内定承諾の基準は条件面より事業内容や仕事内容

次に、入社を決めた企業への内定承諾の決め手について見ていきましょう[図表10]。最も多かったのは「事業内容」の62%、次いで「仕事内容(自分の専攻やスキルが活かせる)」が55%、「企業規模」「社風」が46%などとなっています。上位二つは6割前後の理系院生が挙げており、条件よりも仕事ベースで入社企業を選ぶ学生が多い傾向がうかがえます。
第115回 理系学生(院生)はどのような方法で情報収集を行い、どのような点を重視して企業を選んでいるか
「楽天みん就」と6月に共同で実施した「2021年卒学生の就職活動動向調査」の結果では、文系学生は「仕事内容」が73%と最多で、次いで「会社の雰囲気」と「事業内容」がともに60%となっていたことからも、「事業内容」や「仕事内容」の項目については文系・理系関係なく、学生が入社する企業を決める際に重視される要素となっていることが分かります。また、「企業規模」が3位にランクインするあたりに、理系学生、特に大学院生においてはやはり「大手志向」が強いことがうかがえます。
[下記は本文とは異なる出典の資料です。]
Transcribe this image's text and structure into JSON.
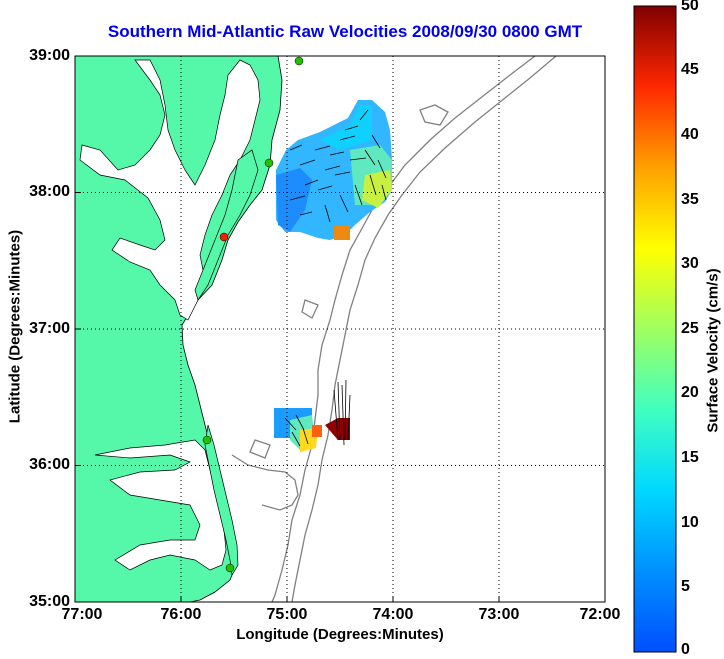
{
  "title": "Southern Mid-Atlantic Raw Velocities 2008/09/30 0800 GMT",
  "x_axis": {
    "label": "Longitude (Degrees:Minutes)",
    "ticks": [
      "77:00",
      "76:00",
      "75:00",
      "74:00",
      "73:00",
      "72:00"
    ]
  },
  "y_axis": {
    "label": "Latitude (Degrees:Minutes)",
    "ticks": [
      "39:00",
      "38:00",
      "37:00",
      "36:00",
      "35:00"
    ]
  },
  "colorbar": {
    "label": "Surface Velocity (cm/s)",
    "ticks": [
      "50",
      "45",
      "40",
      "35",
      "30",
      "25",
      "20",
      "15",
      "10",
      "5",
      "0"
    ],
    "min": 0,
    "max": 50,
    "colormap": "jet"
  },
  "colors": {
    "title": "#0000ee",
    "land": "#55f8a8",
    "coastline": "#000000",
    "bathymetry": "#808080",
    "grid": "#000000",
    "station_marker": "#22c000",
    "station_marker_alt": "#ee2200"
  },
  "map": {
    "lon_range": [
      -77,
      -72
    ],
    "lat_range": [
      35,
      39
    ],
    "grid": "dotted",
    "station_markers": 6
  }
}
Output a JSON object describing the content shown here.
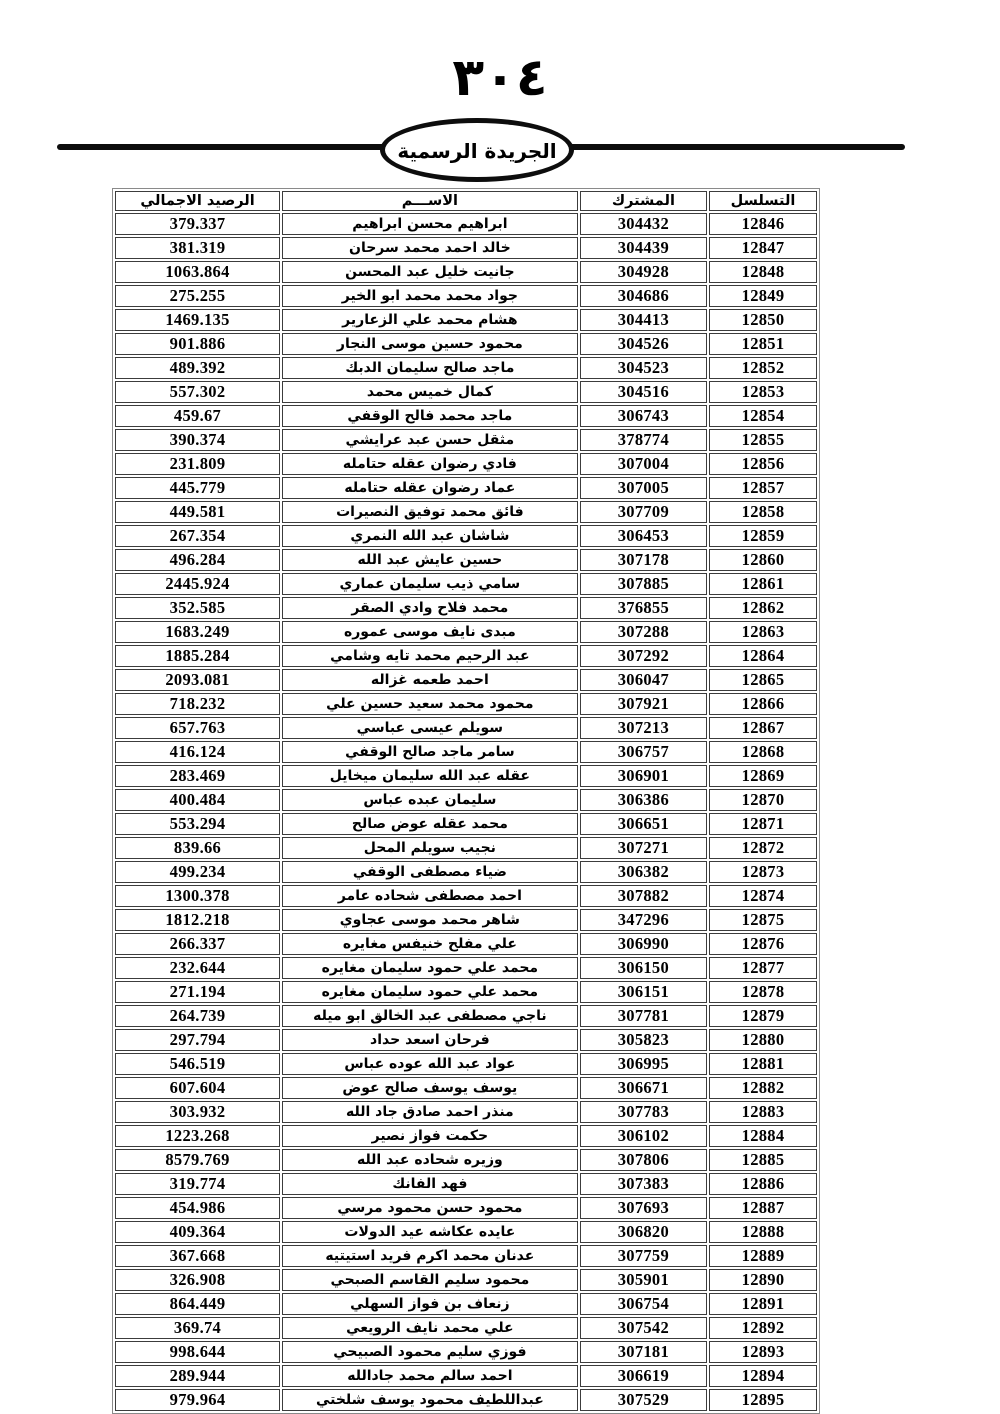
{
  "page": {
    "page_number": "٣٠٤",
    "banner_label": "الجريدة الرسمية"
  },
  "table": {
    "headers": {
      "serial": "التسلسل",
      "subscriber": "المشترك",
      "name": "الاســـم",
      "balance": "الرصيد الاجمالي"
    },
    "rows": [
      {
        "serial": "12846",
        "subscriber": "304432",
        "name": "ابراهيم محسن ابراهيم",
        "balance": "379.337"
      },
      {
        "serial": "12847",
        "subscriber": "304439",
        "name": "خالد احمد محمد سرحان",
        "balance": "381.319"
      },
      {
        "serial": "12848",
        "subscriber": "304928",
        "name": "جانيت خليل عبد المحسن",
        "balance": "1063.864"
      },
      {
        "serial": "12849",
        "subscriber": "304686",
        "name": "جواد محمد محمد ابو الخير",
        "balance": "275.255"
      },
      {
        "serial": "12850",
        "subscriber": "304413",
        "name": "هشام محمد علي الزعارير",
        "balance": "1469.135"
      },
      {
        "serial": "12851",
        "subscriber": "304526",
        "name": "محمود حسين موسى النجار",
        "balance": "901.886"
      },
      {
        "serial": "12852",
        "subscriber": "304523",
        "name": "ماجد صالح سليمان الدبك",
        "balance": "489.392"
      },
      {
        "serial": "12853",
        "subscriber": "304516",
        "name": "كمال خميس محمد",
        "balance": "557.302"
      },
      {
        "serial": "12854",
        "subscriber": "306743",
        "name": "ماجد محمد فالح الوقفي",
        "balance": "459.67"
      },
      {
        "serial": "12855",
        "subscriber": "378774",
        "name": "مثقل حسن عبد عرايشي",
        "balance": "390.374"
      },
      {
        "serial": "12856",
        "subscriber": "307004",
        "name": "فادي رضوان عقله حتامله",
        "balance": "231.809"
      },
      {
        "serial": "12857",
        "subscriber": "307005",
        "name": "عماد رضوان عقله حتامله",
        "balance": "445.779"
      },
      {
        "serial": "12858",
        "subscriber": "307709",
        "name": "فائق محمد توفيق النصيرات",
        "balance": "449.581"
      },
      {
        "serial": "12859",
        "subscriber": "306453",
        "name": "شاشان عبد الله النمري",
        "balance": "267.354"
      },
      {
        "serial": "12860",
        "subscriber": "307178",
        "name": "حسين عايش عبد الله",
        "balance": "496.284"
      },
      {
        "serial": "12861",
        "subscriber": "307885",
        "name": "سامي ذيب سليمان عماري",
        "balance": "2445.924"
      },
      {
        "serial": "12862",
        "subscriber": "376855",
        "name": "محمد فلاح وادي الصقر",
        "balance": "352.585"
      },
      {
        "serial": "12863",
        "subscriber": "307288",
        "name": "مبدى نايف موسى عموره",
        "balance": "1683.249"
      },
      {
        "serial": "12864",
        "subscriber": "307292",
        "name": "عبد الرحيم محمد تايه وشامي",
        "balance": "1885.284"
      },
      {
        "serial": "12865",
        "subscriber": "306047",
        "name": "احمد طعمه غزاله",
        "balance": "2093.081"
      },
      {
        "serial": "12866",
        "subscriber": "307921",
        "name": "محمود محمد سعيد حسين علي",
        "balance": "718.232"
      },
      {
        "serial": "12867",
        "subscriber": "307213",
        "name": "سويلم عيسى عباسي",
        "balance": "657.763"
      },
      {
        "serial": "12868",
        "subscriber": "306757",
        "name": "سامر ماجد صالح الوقفي",
        "balance": "416.124"
      },
      {
        "serial": "12869",
        "subscriber": "306901",
        "name": "عقله عبد الله سليمان ميخايل",
        "balance": "283.469"
      },
      {
        "serial": "12870",
        "subscriber": "306386",
        "name": "سليمان عبده عباس",
        "balance": "400.484"
      },
      {
        "serial": "12871",
        "subscriber": "306651",
        "name": "محمد عقله عوض صالح",
        "balance": "553.294"
      },
      {
        "serial": "12872",
        "subscriber": "307271",
        "name": "نجيب سويلم المحل",
        "balance": "839.66"
      },
      {
        "serial": "12873",
        "subscriber": "306382",
        "name": "ضياء مصطفى الوقفي",
        "balance": "499.234"
      },
      {
        "serial": "12874",
        "subscriber": "307882",
        "name": "احمد مصطفى شحاده عامر",
        "balance": "1300.378"
      },
      {
        "serial": "12875",
        "subscriber": "347296",
        "name": "شاهر محمد موسى عجاوي",
        "balance": "1812.218"
      },
      {
        "serial": "12876",
        "subscriber": "306990",
        "name": "علي مفلح خنيفس مغايره",
        "balance": "266.337"
      },
      {
        "serial": "12877",
        "subscriber": "306150",
        "name": "محمد علي حمود سليمان مغايره",
        "balance": "232.644"
      },
      {
        "serial": "12878",
        "subscriber": "306151",
        "name": "محمد علي حمود سليمان مغايره",
        "balance": "271.194"
      },
      {
        "serial": "12879",
        "subscriber": "307781",
        "name": "ناجي مصطفى عبد الخالق ابو ميله",
        "balance": "264.739"
      },
      {
        "serial": "12880",
        "subscriber": "305823",
        "name": "فرحان اسعد حداد",
        "balance": "297.794"
      },
      {
        "serial": "12881",
        "subscriber": "306995",
        "name": "عواد عبد الله عوده عباس",
        "balance": "546.519"
      },
      {
        "serial": "12882",
        "subscriber": "306671",
        "name": "يوسف يوسف صالح عوض",
        "balance": "607.604"
      },
      {
        "serial": "12883",
        "subscriber": "307783",
        "name": "منذر احمد صادق جاد الله",
        "balance": "303.932"
      },
      {
        "serial": "12884",
        "subscriber": "306102",
        "name": "حكمت فواز نصير",
        "balance": "1223.268"
      },
      {
        "serial": "12885",
        "subscriber": "307806",
        "name": "وزيره شحاده عبد الله",
        "balance": "8579.769"
      },
      {
        "serial": "12886",
        "subscriber": "307383",
        "name": "فهد الفانك",
        "balance": "319.774"
      },
      {
        "serial": "12887",
        "subscriber": "307693",
        "name": "محمود حسن محمود مرسي",
        "balance": "454.986"
      },
      {
        "serial": "12888",
        "subscriber": "306820",
        "name": "عايده عكاشه عيد الدولات",
        "balance": "409.364"
      },
      {
        "serial": "12889",
        "subscriber": "307759",
        "name": "عدنان محمد اكرم فريد استيتيه",
        "balance": "367.668"
      },
      {
        "serial": "12890",
        "subscriber": "305901",
        "name": "محمود سليم القاسم الصبحي",
        "balance": "326.908"
      },
      {
        "serial": "12891",
        "subscriber": "306754",
        "name": "زنعاف بن فواز السهلي",
        "balance": "864.449"
      },
      {
        "serial": "12892",
        "subscriber": "307542",
        "name": "علي محمد نايف الرويعي",
        "balance": "369.74"
      },
      {
        "serial": "12893",
        "subscriber": "307181",
        "name": "فوزي سليم محمود الصبيحي",
        "balance": "998.644"
      },
      {
        "serial": "12894",
        "subscriber": "306619",
        "name": "احمد سالم محمد جادالله",
        "balance": "289.944"
      },
      {
        "serial": "12895",
        "subscriber": "307529",
        "name": "عبداللطيف محمود يوسف شلختي",
        "balance": "979.964"
      }
    ]
  }
}
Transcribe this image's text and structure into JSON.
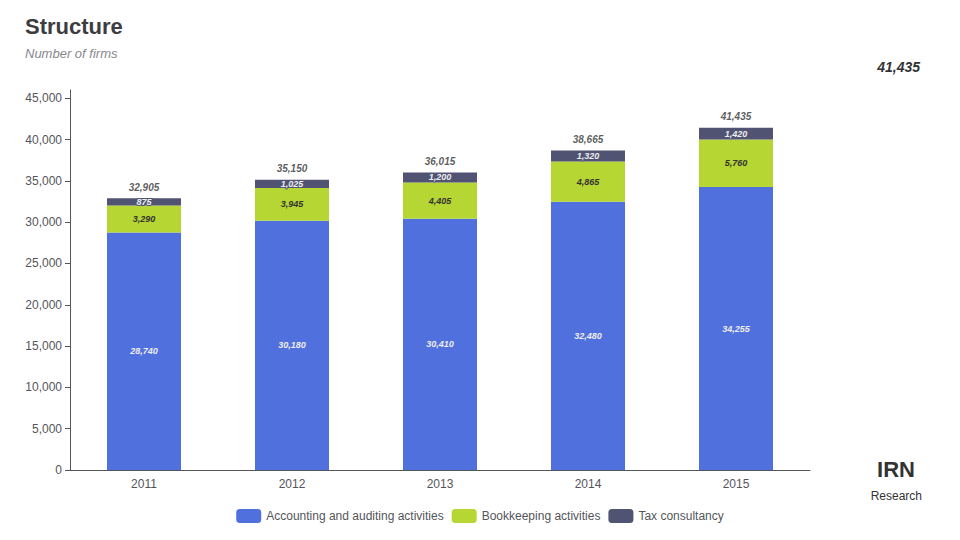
{
  "chart_data": {
    "type": "bar",
    "title": "Structure",
    "subtitle": "Number of firms",
    "categories": [
      "2011",
      "2012",
      "2013",
      "2014",
      "2015"
    ],
    "stacked": true,
    "data_labels": true,
    "series": [
      {
        "name": "Accounting and auditing activities",
        "values": [
          28740,
          30180,
          30410,
          32480,
          34255
        ],
        "value_labels": [
          "28,740",
          "30,180",
          "30,410",
          "32,480",
          "34,255"
        ]
      },
      {
        "name": "Bookkeeping activities",
        "values": [
          3290,
          3945,
          4405,
          4865,
          5760
        ],
        "value_labels": [
          "3,290",
          "3,945",
          "4,405",
          "4,865",
          "5,760"
        ]
      },
      {
        "name": "Tax consultancy",
        "values": [
          875,
          1025,
          1200,
          1320,
          1420
        ],
        "value_labels": [
          "875",
          "1,025",
          "1,200",
          "1,320",
          "1,420"
        ]
      }
    ],
    "totals": [
      32905,
      35150,
      36015,
      38665,
      41435
    ],
    "total_labels": [
      "32,905",
      "35,150",
      "36,015",
      "38,665",
      "41,435"
    ],
    "ylim": [
      0,
      46000
    ],
    "yticks": [
      0,
      {
        "value": 5000,
        "label": "5,000"
      },
      {
        "value": 10000,
        "label": "10,000"
      },
      {
        "value": 15000,
        "label": "15,000"
      },
      {
        "value": 20000,
        "label": "20,000"
      },
      {
        "value": 25000,
        "label": "25,000"
      },
      {
        "value": 30000,
        "label": "30,000"
      },
      {
        "value": 35000,
        "label": "35,000"
      },
      {
        "value": 40000,
        "label": "40,000"
      },
      {
        "value": 45000,
        "label": "45,000"
      }
    ],
    "grid": false,
    "legend": "bottom",
    "annotations": [
      "41,435",
      "IRN",
      "Research"
    ]
  }
}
一方、ポイントが低かった項目に着目した場合、もう少し上位でもいいのではないかと思えるのが、「人事制度・評価制度」(4%)、「教育体系・育成方針」(9%)、「配属先の希望実現率」(9%)、そして理系であればもっと重視してほしい項目として「商品・サービス・技術力」(14%)が挙げられます。かつては「技術力」にこだわりを持つ理系学生がもっと多かったと記憶しているのですが、近年の理系学生は文系学生との垣根が低くなっているということなのでしょうか。

最後に、理系大学院生は自身の専門分野を活かせるかどうかも重要な判断軸になりそうですが、この点についてはどう考えているのでしょうか。「学生自身の研究テーマ・専攻分野と入社後の業務の関連性」について聞いてみたところ、「自身の専攻分野の知識を一部活かすことができる」が最も多く41%で、「自身の具体的な研究テーマと関連が深い」は意外にも10%にとどまりました[図表11]
第115回 理系学生(院生)はどのような方法で情報収集を行い、どのような点を重視して企業を選んでいるか
「自身の具体的な研究テーマと関連が深い」「自身の専攻分野と関連が深い」「自身の専攻分野の知識を一部活かすことができる」までを合計すると73%と4分の3近い学生が、自身の専攻分野に関わりのある業務を選んでいることが分かります。ただ、裏返せば、大学院まで進学したものの専攻分野での限界を感じたのか、新たな分野に興味を持ったのか、「ほとんど関係ない」とする学生が22%もいるということになります。ぜひ新しい分野で活躍してもらいたいものです。